While Kerney looked to dispel notions Tuesday that Baltimore isn’t getting its ARPA money on the ground quickly enough, several city council members again pushed for more of the money to be put toward improving basic services — such as procurement and weekly recycling pickup — many of which were disrupted by the onset of the pandemic two years ago and never got back on track.
Asked by Councilwoman Danielle McCray how much ARPA money is going toward restoring such city services, Kerney and city administrator Chris Shorter both highlighted an initiative Mayor Brandon Scott announced last week aimed at recruiting community members to help “clean and green” public spaces in historically disinvested neighborhoods of Baltimore. The so-called Clean Corps initiative, launched with $14.7 million in ARPA money, will provide grants to community organizations and nonprofits for cleaning up trash, debris and overgrown vacant lots in 15 East and West Baltimore neighborhoods.
The mayor’s office officials also noted a recent allocation of $10 million in ARPA money for the city Department of Public Works, which is designated for worker safety improvements.
But Councilman Isaac “Yitzy” Schleifer argued those allocations miss the mark in responding to the city’s great need for restoring city services.

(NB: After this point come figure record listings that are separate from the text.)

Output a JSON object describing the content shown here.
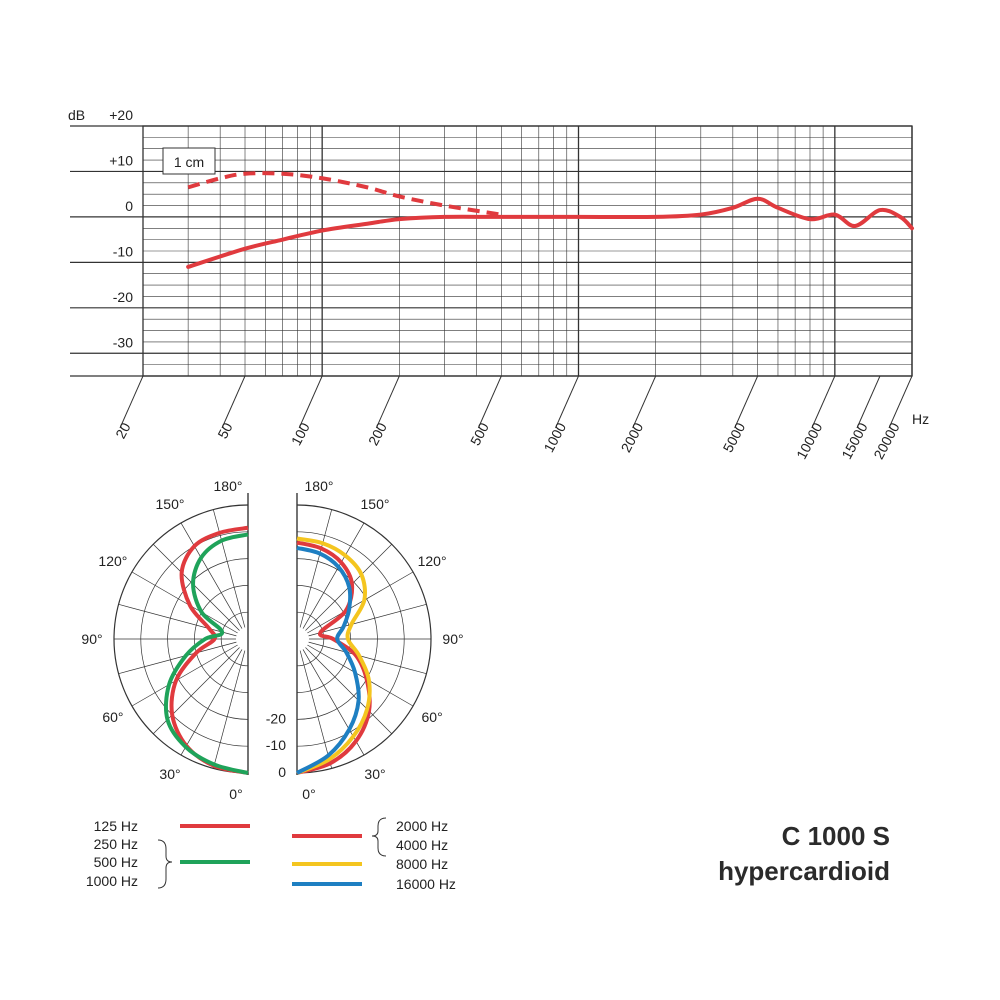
{
  "product": {
    "model": "C 1000 S",
    "pattern": "hypercardioid"
  },
  "colors": {
    "red": "#e03a3e",
    "green": "#1fa35a",
    "yellow": "#f4c51f",
    "blue": "#1e7fc2",
    "grid": "#333333"
  },
  "chart_data": [
    {
      "type": "line",
      "name": "frequency-response",
      "xscale": "log",
      "xlim": [
        20,
        20000
      ],
      "ylim": [
        -35,
        20
      ],
      "x_unit": "Hz",
      "y_unit": "dB",
      "y_ticks": [
        "+20",
        "+10",
        "0",
        "-10",
        "-20",
        "-30"
      ],
      "x_ticks": [
        "20",
        "50",
        "100",
        "200",
        "500",
        "1000",
        "2000",
        "5000",
        "10000",
        "15000",
        "20000"
      ],
      "annotation": "1 cm",
      "series": [
        {
          "style": "solid",
          "color": "#e03a3e",
          "x": [
            30,
            50,
            70,
            100,
            150,
            200,
            300,
            500,
            1000,
            2000,
            3000,
            4000,
            5000,
            6000,
            8000,
            10000,
            12000,
            15000,
            18000,
            20000
          ],
          "y": [
            -11,
            -7,
            -5,
            -3,
            -1.5,
            -0.5,
            0,
            0,
            0,
            0,
            0.5,
            2,
            4,
            2,
            -0.5,
            0.5,
            -2,
            1.5,
            0,
            -2.5
          ]
        },
        {
          "style": "dashed",
          "color": "#e03a3e",
          "x": [
            30,
            40,
            50,
            70,
            100,
            150,
            200,
            300,
            500
          ],
          "y": [
            6.5,
            8.5,
            9.5,
            9.5,
            8.5,
            6.5,
            4.5,
            2.5,
            0.5
          ]
        }
      ]
    },
    {
      "type": "polar",
      "name": "polar-pattern",
      "angle_ticks": [
        "0°",
        "30°",
        "60°",
        "90°",
        "120°",
        "150°",
        "180°"
      ],
      "radial_ticks": [
        "0",
        "-10",
        "-20"
      ],
      "legend_left": {
        "red_group": [
          "125 Hz"
        ],
        "green_group": [
          "250 Hz",
          "500 Hz",
          "1000 Hz"
        ]
      },
      "legend_right": {
        "red_group": [
          "2000 Hz",
          "4000 Hz"
        ],
        "yellow": [
          "8000 Hz"
        ],
        "blue": [
          "16000 Hz"
        ]
      },
      "series": [
        {
          "side": "left",
          "color": "#e03a3e",
          "label": "125 Hz"
        },
        {
          "side": "left",
          "color": "#1fa35a",
          "label": "250 Hz / 500 Hz / 1000 Hz"
        },
        {
          "side": "right",
          "color": "#e03a3e",
          "label": "2000 Hz / 4000 Hz"
        },
        {
          "side": "right",
          "color": "#f4c51f",
          "label": "8000 Hz"
        },
        {
          "side": "right",
          "color": "#1e7fc2",
          "label": "16000 Hz"
        }
      ]
    }
  ]
}
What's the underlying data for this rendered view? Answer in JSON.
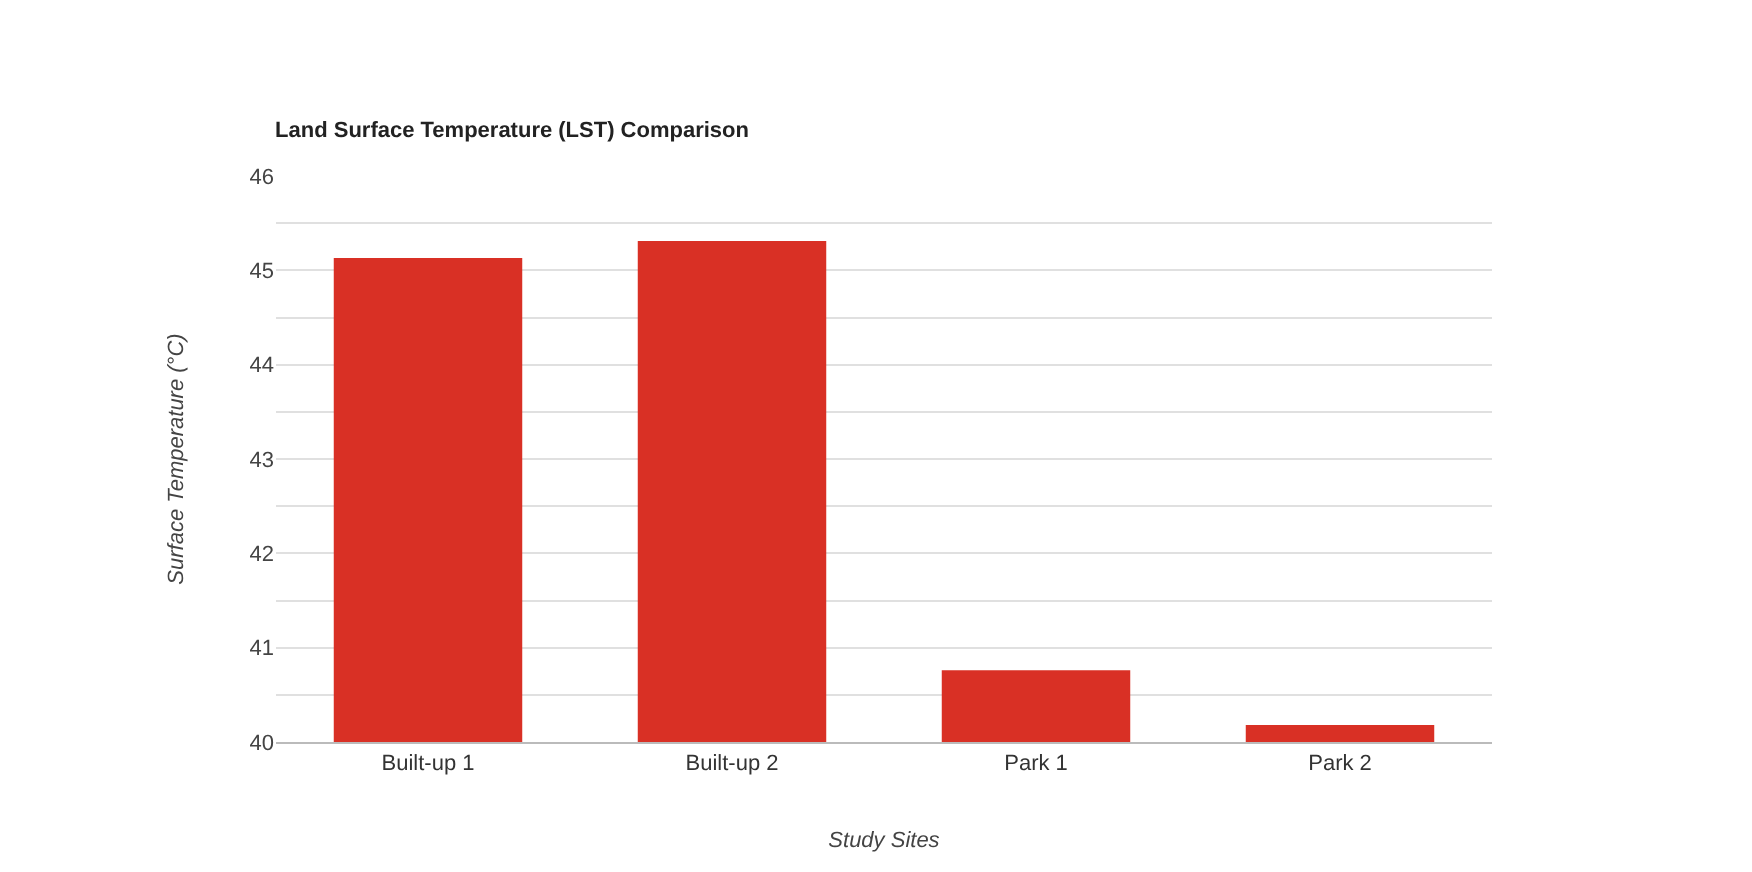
{
  "chart_data": {
    "type": "bar",
    "title": "Land Surface Temperature (LST) Comparison",
    "xlabel": "Study Sites",
    "ylabel": "Surface Temperature (°C)",
    "categories": [
      "Built-up 1",
      "Built-up 2",
      "Park 1",
      "Park 2"
    ],
    "values": [
      45.13,
      45.31,
      40.76,
      40.18
    ],
    "color": "#d93025",
    "ylim": [
      40,
      46
    ],
    "yticks": [
      40,
      {
        "value": 40.5,
        "label": null
      },
      41,
      {
        "value": 41.5,
        "label": null
      },
      42,
      {
        "value": 42.5,
        "label": null
      },
      43,
      {
        "value": 43.5,
        "label": null
      },
      44,
      {
        "value": 44.5,
        "label": null
      },
      45,
      {
        "value": 45.5,
        "label": null
      },
      46
    ],
    "grid": "y"
  }
}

The city still hasn’t resumed services to pick up recycling on a weekly basis, Schleifer noted, a service that would benefit substantially from an investment like the one the mayor’s office put into launching the Clean Corps initiative.

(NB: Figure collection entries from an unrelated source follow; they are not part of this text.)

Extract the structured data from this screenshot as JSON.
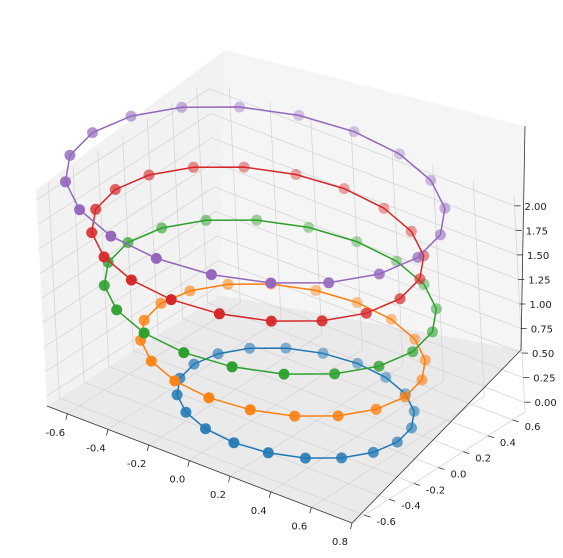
{
  "chart_data": {
    "type": "scatter",
    "projection": "3d",
    "grid": true,
    "legend": "none",
    "xlim": [
      -0.7,
      0.8
    ],
    "ylim": [
      -0.7,
      0.7
    ],
    "zlim": [
      -0.1,
      2.1
    ],
    "xticks": [
      "-0.6",
      "-0.4",
      "-0.2",
      "0.0",
      "0.2",
      "0.4",
      "0.6",
      "0.8"
    ],
    "yticks": [
      "-0.6",
      "-0.4",
      "-0.2",
      "0.0",
      "0.2",
      "0.4",
      "0.6"
    ],
    "zticks": [
      "0.00",
      "0.25",
      "0.50",
      "0.75",
      "1.00",
      "1.25",
      "1.50",
      "1.75",
      "2.00"
    ],
    "points_per_ring": 20,
    "series": [
      {
        "color": "#1f77b4",
        "center_x": 0.1,
        "center_y": 0.0,
        "radius": 0.5,
        "z": 0.0,
        "marker": "circle",
        "line": true
      },
      {
        "color": "#ff7f0e",
        "center_x": 0.05,
        "center_y": 0.0,
        "radius": 0.6,
        "z": 0.5,
        "marker": "circle",
        "line": true
      },
      {
        "color": "#2ca02c",
        "center_x": 0.0,
        "center_y": 0.0,
        "radius": 0.7,
        "z": 1.0,
        "marker": "circle",
        "line": true
      },
      {
        "color": "#d62728",
        "center_x": -0.05,
        "center_y": 0.0,
        "radius": 0.7,
        "z": 1.5,
        "marker": "circle",
        "line": true
      },
      {
        "color": "#9467bd",
        "center_x": -0.05,
        "center_y": 0.0,
        "radius": 0.8,
        "z": 2.0,
        "marker": "circle",
        "line": true
      }
    ]
  }
}
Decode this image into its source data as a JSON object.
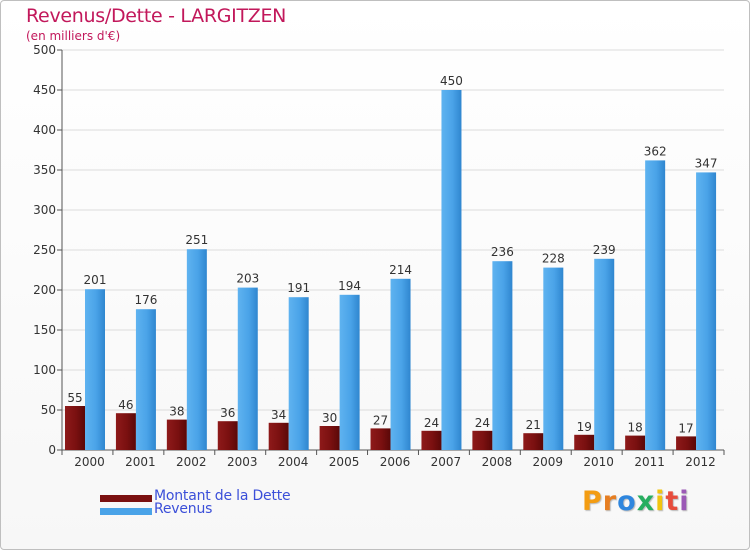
{
  "header": {
    "title": "Revenus/Dette - LARGITZEN",
    "subtitle": "(en milliers d'€)"
  },
  "legend": {
    "dette_label": "Montant de la Dette",
    "revenus_label": "Revenus"
  },
  "logo": {
    "text": "Proxiti",
    "letters": [
      "P",
      "r",
      "o",
      "x",
      "i",
      "t",
      "i"
    ],
    "colors": [
      "#f39c12",
      "#e67e22",
      "#2e86de",
      "#27ae60",
      "#f1c40f",
      "#e74c3c",
      "#9b59b6"
    ]
  },
  "colors": {
    "dette": "#7a1010",
    "revenus": "#4aa3e8",
    "title": "#c2185b",
    "legend_text": "#3b4fd9"
  },
  "chart_data": {
    "type": "bar",
    "title": "Revenus/Dette - LARGITZEN",
    "subtitle": "(en milliers d'€)",
    "categories": [
      "2000",
      "2001",
      "2002",
      "2003",
      "2004",
      "2005",
      "2006",
      "2007",
      "2008",
      "2009",
      "2010",
      "2011",
      "2012"
    ],
    "series": [
      {
        "name": "Montant de la Dette",
        "values": [
          55,
          46,
          38,
          36,
          34,
          30,
          27,
          24,
          24,
          21,
          19,
          18,
          17
        ]
      },
      {
        "name": "Revenus",
        "values": [
          201,
          176,
          251,
          203,
          191,
          194,
          214,
          450,
          236,
          228,
          239,
          362,
          347
        ]
      }
    ],
    "ylim": [
      0,
      500
    ],
    "yticks": [
      0,
      50,
      100,
      150,
      200,
      250,
      300,
      350,
      400,
      450,
      500
    ],
    "grid": true,
    "legend_position": "bottom-left"
  }
}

“This $15 million is essentially a Band-Aid which is not gonna last that long,” and which could have gone toward dealing with the root cause issue, he said. Schleifer called it “mind boggling” that Baltimore isn’t boosting existing programs with federal money.

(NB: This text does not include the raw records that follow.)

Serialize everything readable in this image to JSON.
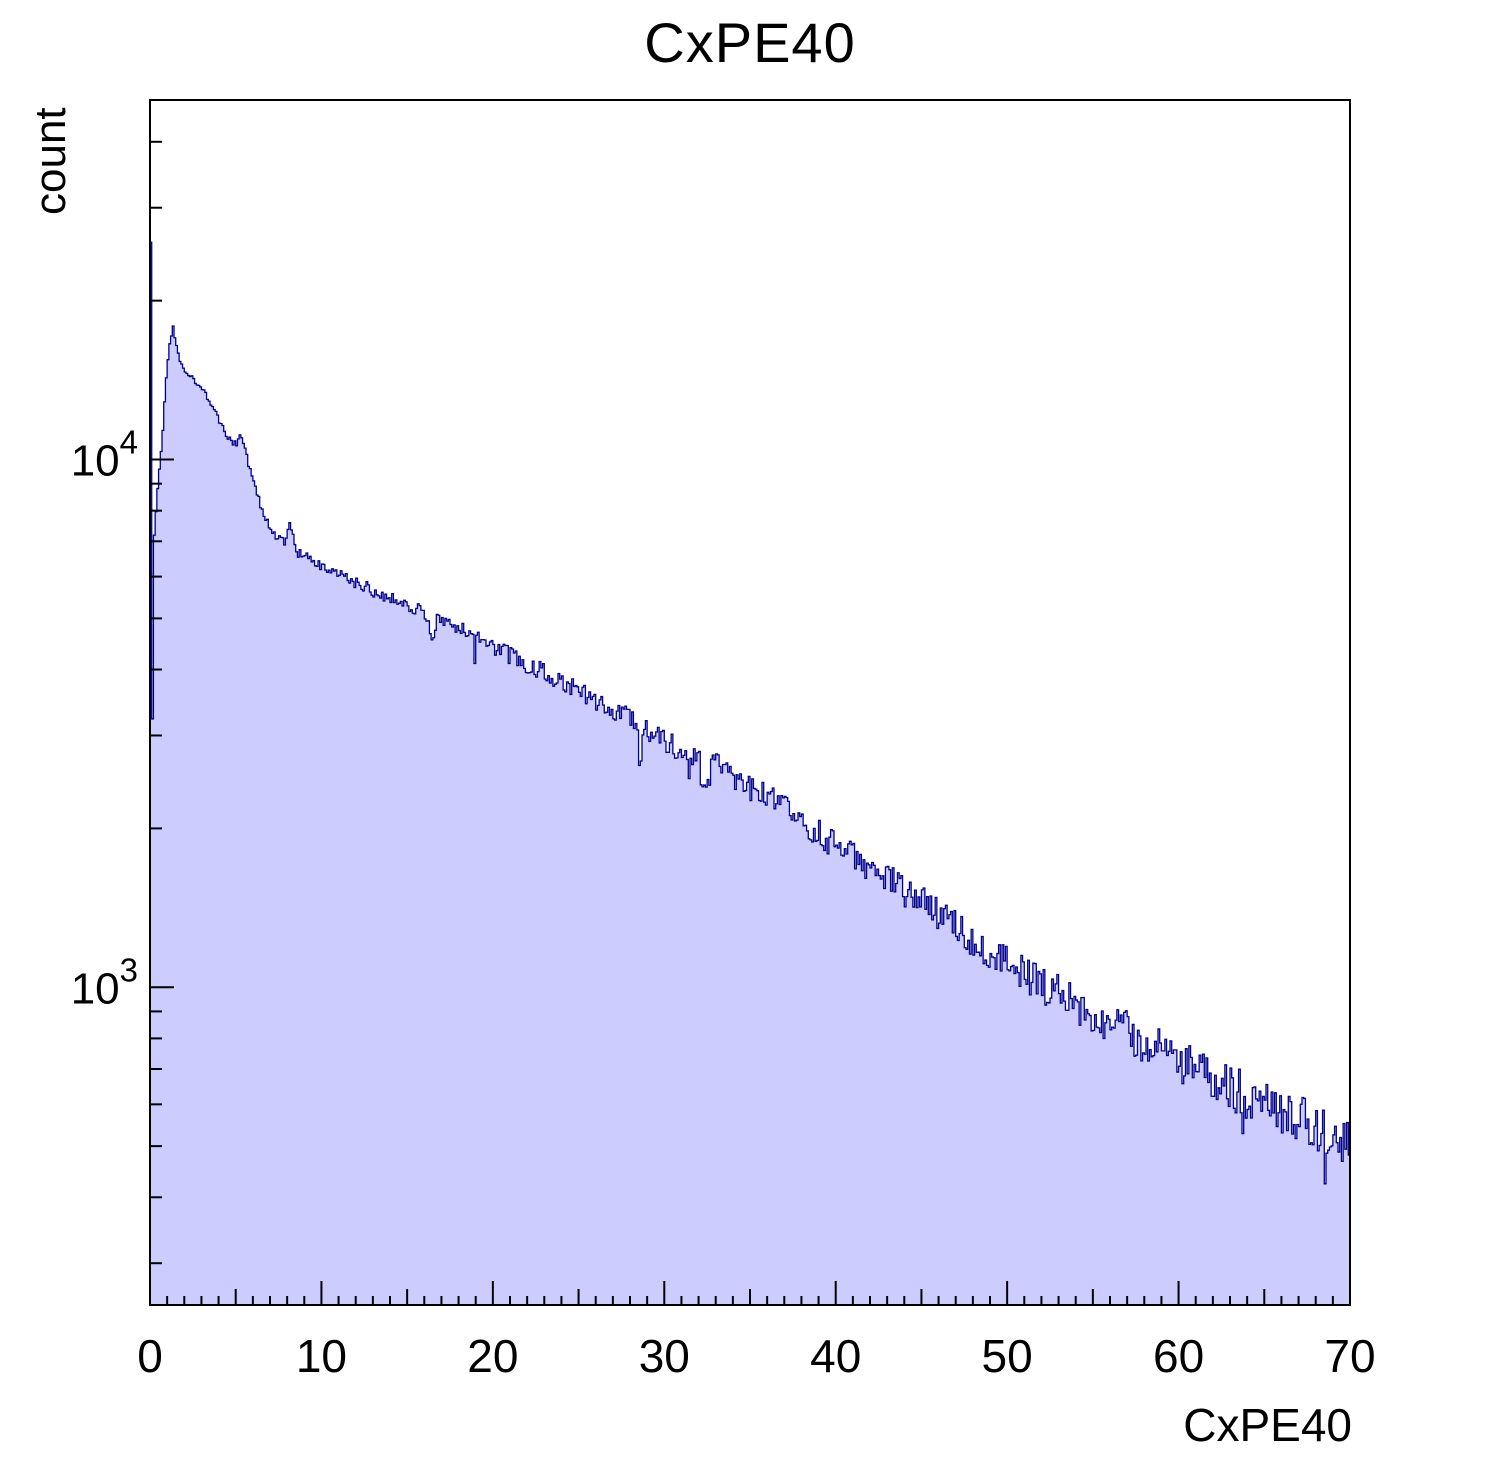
{
  "title": "CxPE40",
  "axes": {
    "x_label": "CxPE40",
    "y_label": "count",
    "x_major_ticks": [
      {
        "label": "0",
        "value": 0
      },
      {
        "label": "10",
        "value": 10
      },
      {
        "label": "20",
        "value": 20
      },
      {
        "label": "30",
        "value": 30
      },
      {
        "label": "40",
        "value": 40
      },
      {
        "label": "50",
        "value": 50
      },
      {
        "label": "60",
        "value": 60
      },
      {
        "label": "70",
        "value": 70
      }
    ],
    "y_decades": [
      {
        "mantissa": "10",
        "exponent": "3",
        "value": 1000
      },
      {
        "mantissa": "10",
        "exponent": "4",
        "value": 10000
      }
    ]
  },
  "chart_data": {
    "type": "bar",
    "subtype": "step-histogram",
    "title": "CxPE40",
    "xlabel": "CxPE40",
    "ylabel": "count",
    "xlim": [
      0,
      70
    ],
    "ylim": [
      250,
      48000
    ],
    "yscale": "log",
    "grid": false,
    "legend": false,
    "bin_width": 0.1,
    "fill_color": "#ccccff",
    "line_color": "#00008c",
    "frame_color": "#000000",
    "envelope": [
      [
        0.05,
        26000
      ],
      [
        0.15,
        3200
      ],
      [
        0.25,
        7200
      ],
      [
        0.45,
        8800
      ],
      [
        0.7,
        10800
      ],
      [
        0.9,
        13600
      ],
      [
        1.1,
        16300
      ],
      [
        1.35,
        17800
      ],
      [
        1.6,
        16300
      ],
      [
        1.8,
        15300
      ],
      [
        2.1,
        14700
      ],
      [
        2.5,
        14200
      ],
      [
        3,
        13800
      ],
      [
        3.4,
        13100
      ],
      [
        3.8,
        12300
      ],
      [
        4.2,
        11500
      ],
      [
        4.6,
        10900
      ],
      [
        5,
        10700
      ],
      [
        5.3,
        11200
      ],
      [
        5.6,
        10300
      ],
      [
        5.9,
        9400
      ],
      [
        6.2,
        8700
      ],
      [
        6.6,
        7900
      ],
      [
        7,
        7400
      ],
      [
        7.5,
        7100
      ],
      [
        7.9,
        6950
      ],
      [
        8.2,
        7600
      ],
      [
        8.5,
        6700
      ],
      [
        9,
        6550
      ],
      [
        9.5,
        6400
      ],
      [
        10,
        6250
      ],
      [
        11,
        6050
      ],
      [
        12,
        5850
      ],
      [
        13,
        5650
      ],
      [
        14,
        5480
      ],
      [
        15,
        5320
      ],
      [
        16,
        5160
      ],
      [
        16.5,
        4550
      ],
      [
        16.8,
        5020
      ],
      [
        18,
        4800
      ],
      [
        19,
        4600
      ],
      [
        20,
        4420
      ],
      [
        21,
        4260
      ],
      [
        22,
        4100
      ],
      [
        23,
        3950
      ],
      [
        24,
        3800
      ],
      [
        25,
        3650
      ],
      [
        26,
        3500
      ],
      [
        27,
        3360
      ],
      [
        28,
        3230
      ],
      [
        29,
        3080
      ],
      [
        30,
        2930
      ],
      [
        31,
        2820
      ],
      [
        32,
        2740
      ],
      [
        32.4,
        2250
      ],
      [
        32.8,
        2680
      ],
      [
        33.4,
        2600
      ],
      [
        34,
        2530
      ],
      [
        35,
        2400
      ],
      [
        36,
        2290
      ],
      [
        37,
        2180
      ],
      [
        38,
        2070
      ],
      [
        39,
        1960
      ],
      [
        40,
        1860
      ],
      [
        41,
        1770
      ],
      [
        42,
        1690
      ],
      [
        43,
        1610
      ],
      [
        44,
        1530
      ],
      [
        45,
        1450
      ],
      [
        46,
        1380
      ],
      [
        47,
        1310
      ],
      [
        48,
        1240
      ],
      [
        49,
        1180
      ],
      [
        50,
        1120
      ],
      [
        51,
        1070
      ],
      [
        52,
        1020
      ],
      [
        53,
        975
      ],
      [
        54,
        935
      ],
      [
        55,
        895
      ],
      [
        56,
        860
      ],
      [
        57,
        825
      ],
      [
        58,
        790
      ],
      [
        59,
        760
      ],
      [
        60,
        730
      ],
      [
        61,
        700
      ],
      [
        62,
        675
      ],
      [
        63,
        650
      ],
      [
        64,
        628
      ],
      [
        65,
        606
      ],
      [
        66,
        585
      ],
      [
        67,
        565
      ],
      [
        68,
        545
      ],
      [
        69,
        527
      ],
      [
        70,
        510
      ]
    ],
    "noise": {
      "seed": 1337,
      "base": 0.012,
      "slope": 0.1,
      "spike_prob": 0.01,
      "spike_depth": 0.18
    },
    "notable_features": "sharp first-bin spike ~2.6e4; dip then local peak ~1.8e4 near x=1.4; secondary bump near x=5; quasi-exponential decay to ~5e2 at x=70 with growing bin-to-bin fluctuations"
  }
}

But while the mayor’s office has agreed that services such as recycling pickup are suffering, Shorter said that the problem is a worker shortage that can’t be solved simply by pumping in more money. The Clean Corps program not only responds to the issue of neglected neighborhoods, Shorter said, but also helps to train city residents for longer-term work in the public works department.
“It is a wise investment, one that I am proud of. I think that it answers a number of calls that we have been receiving,” he said.
The city administrator also told council members that the city has held off on investing limited ARPA money into some core service areas because they are anticipating potentially massive volumes of federal cash out of Congress’ infrastructure bill. City officials are working hard to ensure the city is well equipped to compete for money out of that separate federal package, he said.
Tuesday’s hearing on the rollout of COVID-19 stimulus money follows a budget update earlier this year in which exchanges between Kerney and council members sometimes turned tense, with the elected leaders pushing for faster grant decisions on hundreds of applications for ARPA funding from city nonprofits.
The city has since put close to $14 million in federal stimulus towards 17 nonprofit organizations, including awards announced this week. A spokesman for the mayor’s office said more funding rounds are still to come.